Neighborhood in New York City

Todt Hill (/ˈtoʊt/ TOHT) is a 401 ft hill formed of serpentine rock on Staten Island, New York. It is the highest natural point in the five boroughs of New York City and the highest elevation on the entire Atlantic coastal plain from Florida to Cape Cod. The summit of the ridge is largely covered in woodlands as part of the Staten Island Greenbelt, although much of the surrounding area is developed and residential. It is considered one of the most exclusive and most expensive areas of Staten Island.

==History==
The name Todt comes from the German word "Tod" for "death" and may refer to the cemetery (the present Moravian Cemetery, opened in 1740 and now the island's largest cemetery) on the southwestern foot of the ridge near the town of New Dorp that has been in use since colonial days. An alternate explanation is that the name was given by early Dutch settlers because of treeless rocky exposures on the hilltop, caused by the soil of the Staten Island Serpentinite locality.

At the beginning of the 20th century, many houses designed by the architect Ernest Flagg were built in the area. A significant part of Todt Hill is now included in the Staten Island Greenbelt.

==Geography==
The term Todt Hill is now often used to include the upscale developments in the hills along the eastern side of the ridge, which most island geographers classify as part of the neighborhood of Dongan Hills.

Two small, natural ponds are found on Todt Hill, and a Roman Catholic priory is located near the summit. Staten Island Academy, a private school, moved its campus to Todt Hill in the 1960s. There is a golf course adjoining the Moravian Cemetery, each of which has a man-made pond. Otherwise the hill is either parkland or private homes. There is no public transit available on Todt Hill, and most of the streets, including Todt Hill Road, the neighborhood's main thoroughfare, lack sidewalks.
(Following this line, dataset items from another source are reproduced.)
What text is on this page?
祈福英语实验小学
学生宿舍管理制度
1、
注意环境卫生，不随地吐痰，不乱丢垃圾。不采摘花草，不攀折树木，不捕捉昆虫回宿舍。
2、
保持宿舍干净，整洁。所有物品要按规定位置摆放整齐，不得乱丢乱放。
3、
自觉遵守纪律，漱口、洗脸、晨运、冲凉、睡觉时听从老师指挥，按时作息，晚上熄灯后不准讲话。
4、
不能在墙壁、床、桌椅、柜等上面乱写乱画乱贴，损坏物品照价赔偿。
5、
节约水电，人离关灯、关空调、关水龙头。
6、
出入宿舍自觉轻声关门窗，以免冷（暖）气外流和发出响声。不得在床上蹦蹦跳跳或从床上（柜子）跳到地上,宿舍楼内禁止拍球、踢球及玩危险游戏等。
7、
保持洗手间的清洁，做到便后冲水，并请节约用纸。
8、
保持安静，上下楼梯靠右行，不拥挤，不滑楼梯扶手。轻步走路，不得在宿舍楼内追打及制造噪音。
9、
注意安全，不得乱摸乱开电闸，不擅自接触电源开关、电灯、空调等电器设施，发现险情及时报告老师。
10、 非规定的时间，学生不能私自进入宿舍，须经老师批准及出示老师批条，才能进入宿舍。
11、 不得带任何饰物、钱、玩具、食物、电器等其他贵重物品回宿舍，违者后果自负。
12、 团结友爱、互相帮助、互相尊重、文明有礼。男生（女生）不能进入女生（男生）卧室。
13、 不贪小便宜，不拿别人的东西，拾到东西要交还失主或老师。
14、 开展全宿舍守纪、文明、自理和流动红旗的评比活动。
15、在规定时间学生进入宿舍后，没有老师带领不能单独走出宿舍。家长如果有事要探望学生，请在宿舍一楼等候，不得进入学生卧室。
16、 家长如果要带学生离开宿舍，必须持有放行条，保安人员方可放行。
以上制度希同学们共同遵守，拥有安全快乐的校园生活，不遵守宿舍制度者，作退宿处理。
The point of highest elevation is near the intersection of Todt Hill Road and Merrick Avenue.

==Demographics==
For census purposes, the New York City Department of City Planning classifies Todt Hill as part of a larger Neighborhood Tabulation Area called Todt Hill-Emerson Hill-Lighthouse Hill-Manor Heights SI0203. This designated neighborhood had 32,822 inhabitants based on data from the 2020 United States Census. This was an increase of 1,971 persons (6.4%) from the 30,851 counted in 2010. The neighborhood had a population density of 7.8 inhabitants per acre (14,500/sq mi; 5,600/km^{2}).

The racial makeup of the neighborhood was 62.8% (20,597) White (Non-Hispanic), 4.1% (1,348) Black (Non-Hispanic), 19.8% (6,486) Asian, and 3% (971) from two or more races. Hispanic or Latino of any race were 10.4% (3,420) of the population.
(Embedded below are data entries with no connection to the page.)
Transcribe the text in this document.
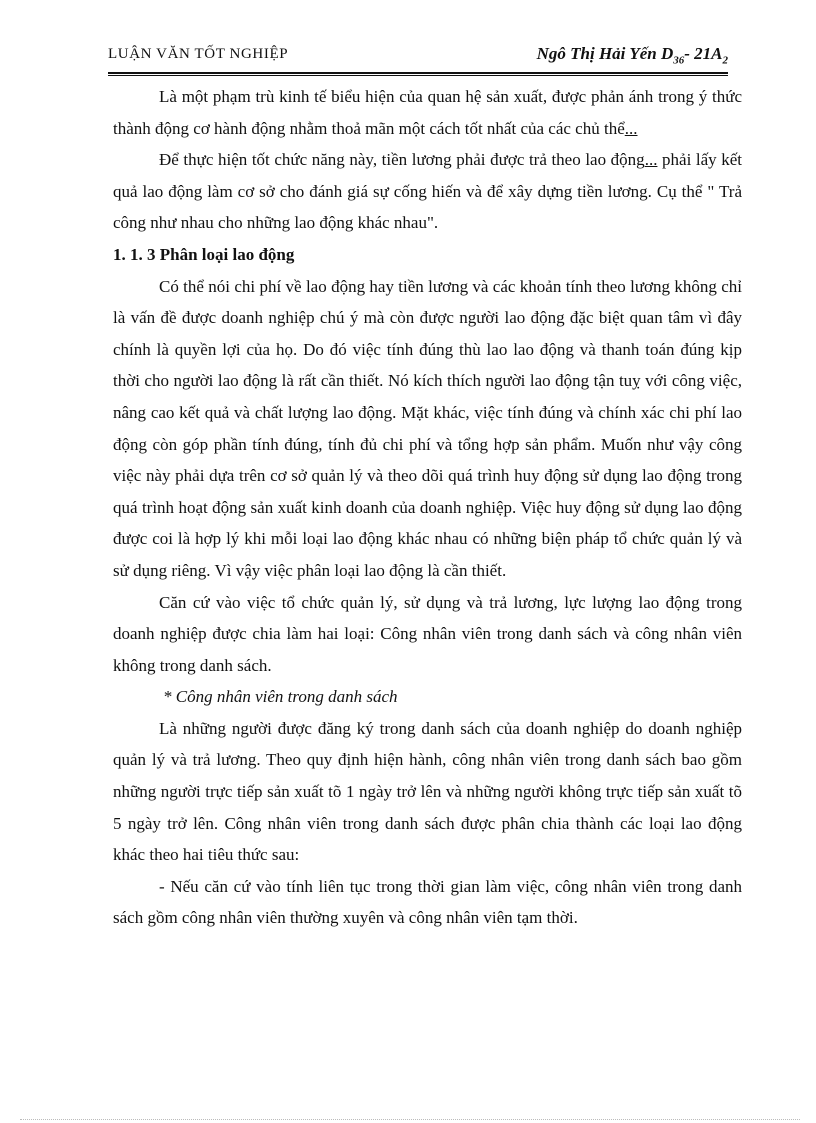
LUẬN VĂN TỐT NGHIỆP	Ngô Thị Hải Yến $D_{36}-$ $21A_2$

Là một phạm trù kinh tế biểu hiện của quan hệ sản xuất, được phản ánh trong ý thức thành động cơ hành động nhằm thoả mãn một cách tốt nhất của các chủ thể...

Để thực hiện tốt chức năng này, tiền lương phải được trả theo lao động... phải lấy kết quả lao động làm cơ sở cho đánh giá sự cống hiến và để xây dựng tiền lương. Cụ thể " Trả công như nhau cho những lao động khác nhau".

1. 1. 3 Phân loại lao động

Có thể nói chi phí về lao động hay tiền lương và các khoản tính theo lương không chỉ là vấn đề được doanh nghiệp chú ý mà còn được người lao động đặc biệt quan tâm vì đây chính là quyền lợi của họ. Do đó việc tính đúng thù lao lao động và thanh toán đúng kịp thời cho người lao động là rất cần thiết. Nó kích thích người lao động tận tuỵ với công việc, nâng cao kết quả và chất lượng lao động. Mặt khác, việc tính đúng và chính xác chi phí lao động còn góp phần tính đúng, tính đủ chi phí và tổng hợp sản phẩm. Muốn như vậy công việc này phải dựa trên cơ sở quản lý và theo dõi quá trình huy động sử dụng lao động trong quá trình hoạt động sản xuất kinh doanh của doanh nghiệp. Việc huy động sử dụng lao động được coi là hợp lý khi mỗi loại lao động khác nhau có những biện pháp tổ chức quản lý và sử dụng riêng. Vì vậy việc phân loại lao động là cần thiết.

Căn cứ vào việc tổ chức quản lý, sử dụng và trả lương, lực lượng lao động trong doanh nghiệp được chia làm hai loại: Công nhân viên trong danh sách và công nhân viên không trong danh sách.

* Công nhân viên trong danh sách

Là những người được đăng ký trong danh sách của doanh nghiệp do doanh nghiệp quản lý và trả lương. Theo quy định hiện hành, công nhân viên trong danh sách bao gồm những người trực tiếp sản xuất tõ 1 ngày trở lên và những người không trực tiếp sản xuất tõ 5 ngày trở lên. Công nhân viên trong danh sách được phân chia thành các loại lao động khác theo hai tiêu thức sau:

- Nếu căn cứ vào tính liên tục trong thời gian làm việc, công nhân viên trong danh sách gồm công nhân viên thường xuyên và công nhân viên tạm thời.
According to the 2020 United States Census, this area has many cultural communities of over 1,000 inhabitants. This include residents who identify as Puerto Rican, German, Irish, Italian, Indian, and Chinese.
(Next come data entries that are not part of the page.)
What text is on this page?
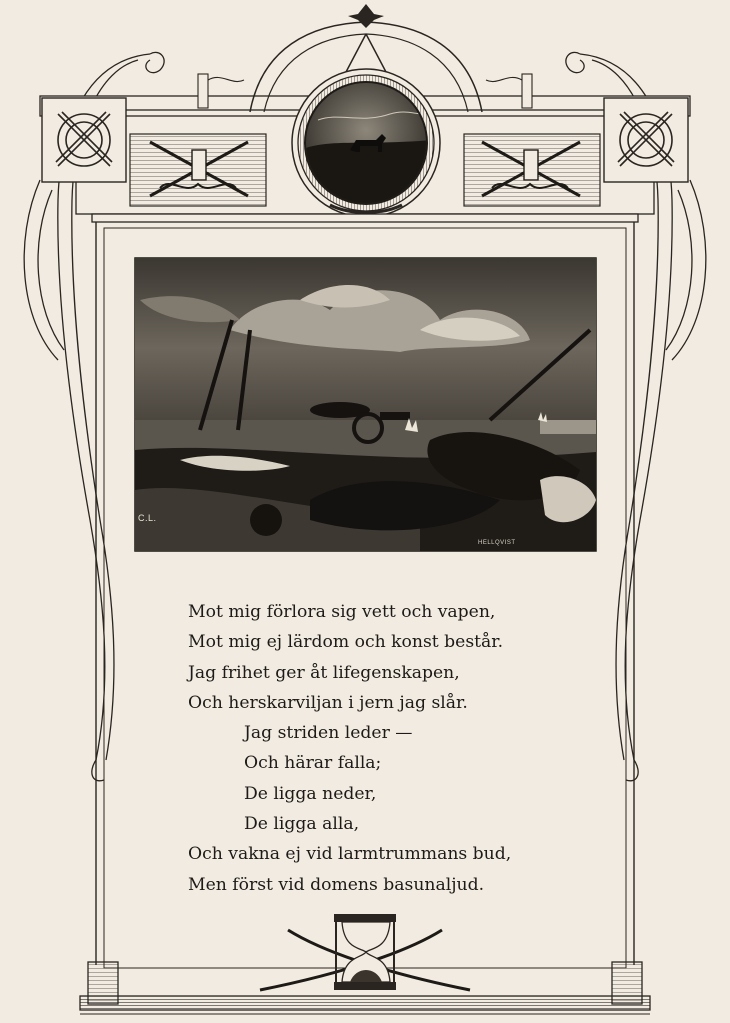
C.L.
HELLQVIST
Mot mig förlora sig vett och vapen,
Mot mig ej lärdom och konst består.
Jag frihet ger åt lifegenskapen,
Och herskarviljan i jern jag slår.
Jag striden leder —
Och härar falla;
De ligga neder,
De ligga alla,
Och vakna ej vid larmtrummans bud,
Men först vid domens basunaljud.
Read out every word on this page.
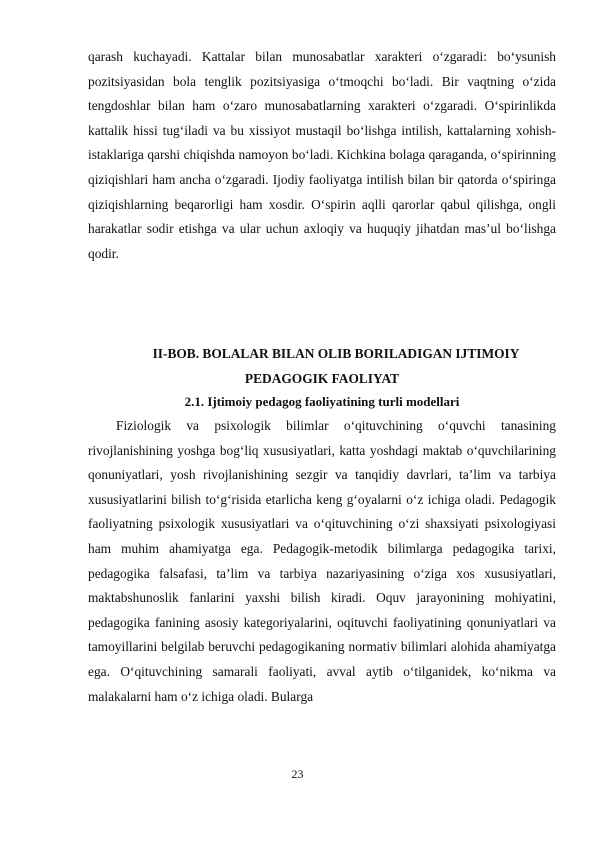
qarash kuchayadi. Kattalar bilan munosabatlar xarakteri o‘zgaradi: bo‘ysunish pozitsiyasidan bola tenglik pozitsiyasiga o‘tmoqchi bo‘ladi. Bir vaqtning o‘zida tengdoshlar bilan ham o‘zaro munosabatlarning xarakteri o‘zgaradi. O‘spirinlikda kattalik hissi tug‘iladi va bu xissiyot mustaqil bo‘lishga intilish, kattalarning xohish-istaklariga qarshi chiqishda namoyon bo‘ladi. Kichkina bolaga qaraganda, o‘spirinning qiziqishlari ham ancha o‘zgaradi. Ijodiy faoliyatga intilish bilan bir qatorda o‘spiringa qiziqishlarning beqarorligi ham xosdir. O‘spirin aqlli qarorlar qabul qilishga, ongli harakatlar sodir etishga va ular uchun axloqiy va huquqiy jihatdan mas’ul bo‘lishga qodir.

II-BOB. BOLALAR BILAN OLIB BORILADIGAN IJTIMOIY
PEDAGOGIK FAOLIYAT
2.1. Ijtimoiy pedagog faoliyatining turli modellari

Fiziologik va psixologik bilimlar o‘qituvchining o‘quvchi tanasining rivojlanishining yoshga bog‘liq xususiyatlari, katta yoshdagi maktab o‘quvchilarining qonuniyatlari, yosh rivojlanishining sezgir va tanqidiy davrlari, ta’lim va tarbiya xususiyatlarini bilish to‘g‘risida etarlicha keng g‘oyalarni o‘z ichiga oladi. Pedagogik faoliyatning psixologik xususiyatlari va o‘qituvchining o‘zi shaxsiyati psixologiyasi ham muhim ahamiyatga ega. Pedagogik-metodik bilimlarga pedagogika tarixi, pedagogika falsafasi, ta’lim va tarbiya nazariyasining o‘ziga xos xususiyatlari, maktabshunoslik fanlarini yaxshi bilish kiradi. Oquv jarayonining mohiyatini, pedagogika fanining asosiy kategoriyalarini, oqituvchi faoliyatining qonuniyatlari va tamoyillarini belgilab beruvchi pedagogikaning normativ bilimlari alohida ahamiyatga ega. O‘qituvchining samarali faoliyati, avval aytib o‘tilganidek, ko‘nikma va malakalarni ham o‘z ichiga oladi. Bularga

23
The largest age group was people 55-74 years old, which made up 24.9% of the residents. 75.1% of the households had at least one family present. Out of the 10,623 households, 57.1% had a married couple (22.4% with a child under 18), 3.1% had a cohabiting couple (1.2% with a child under 18), 14.3% had a single male (1.6% with a child under 18), and 25.4% had a single female (3.9% with a child under 18). 32.7% of households had children under 18. In this neighborhood, 30.3% of non-vacant housing units are renter-occupied.

==Notable residents==
- The Gambino crime family boss Paul Castellano lived there, in a house noted for its intended resemblance to the White House. His family continued to live on Todt Hill after his 1985 death, but moved in 2000.
- Mob Wives reality television star Drita D’Avanzo grew up in the Todt Hill Houses.
- Former New York Mets relief pitcher John Franco currently lives on the hill.
- The Corleone family compound from The Godfather was filmed on Todt Hill.
- Frank Matthews, a notorious drug kingpin in the 1970s, lived on Todt Hill.
- Frank Cali, acting boss of the Gambino crime family, was killed outside his home in Todt Hill on March 13, 2019.

==Transportation==
Todt Hill is served by multiple bus routes on Richmond Road, including the local buses, and the express bus.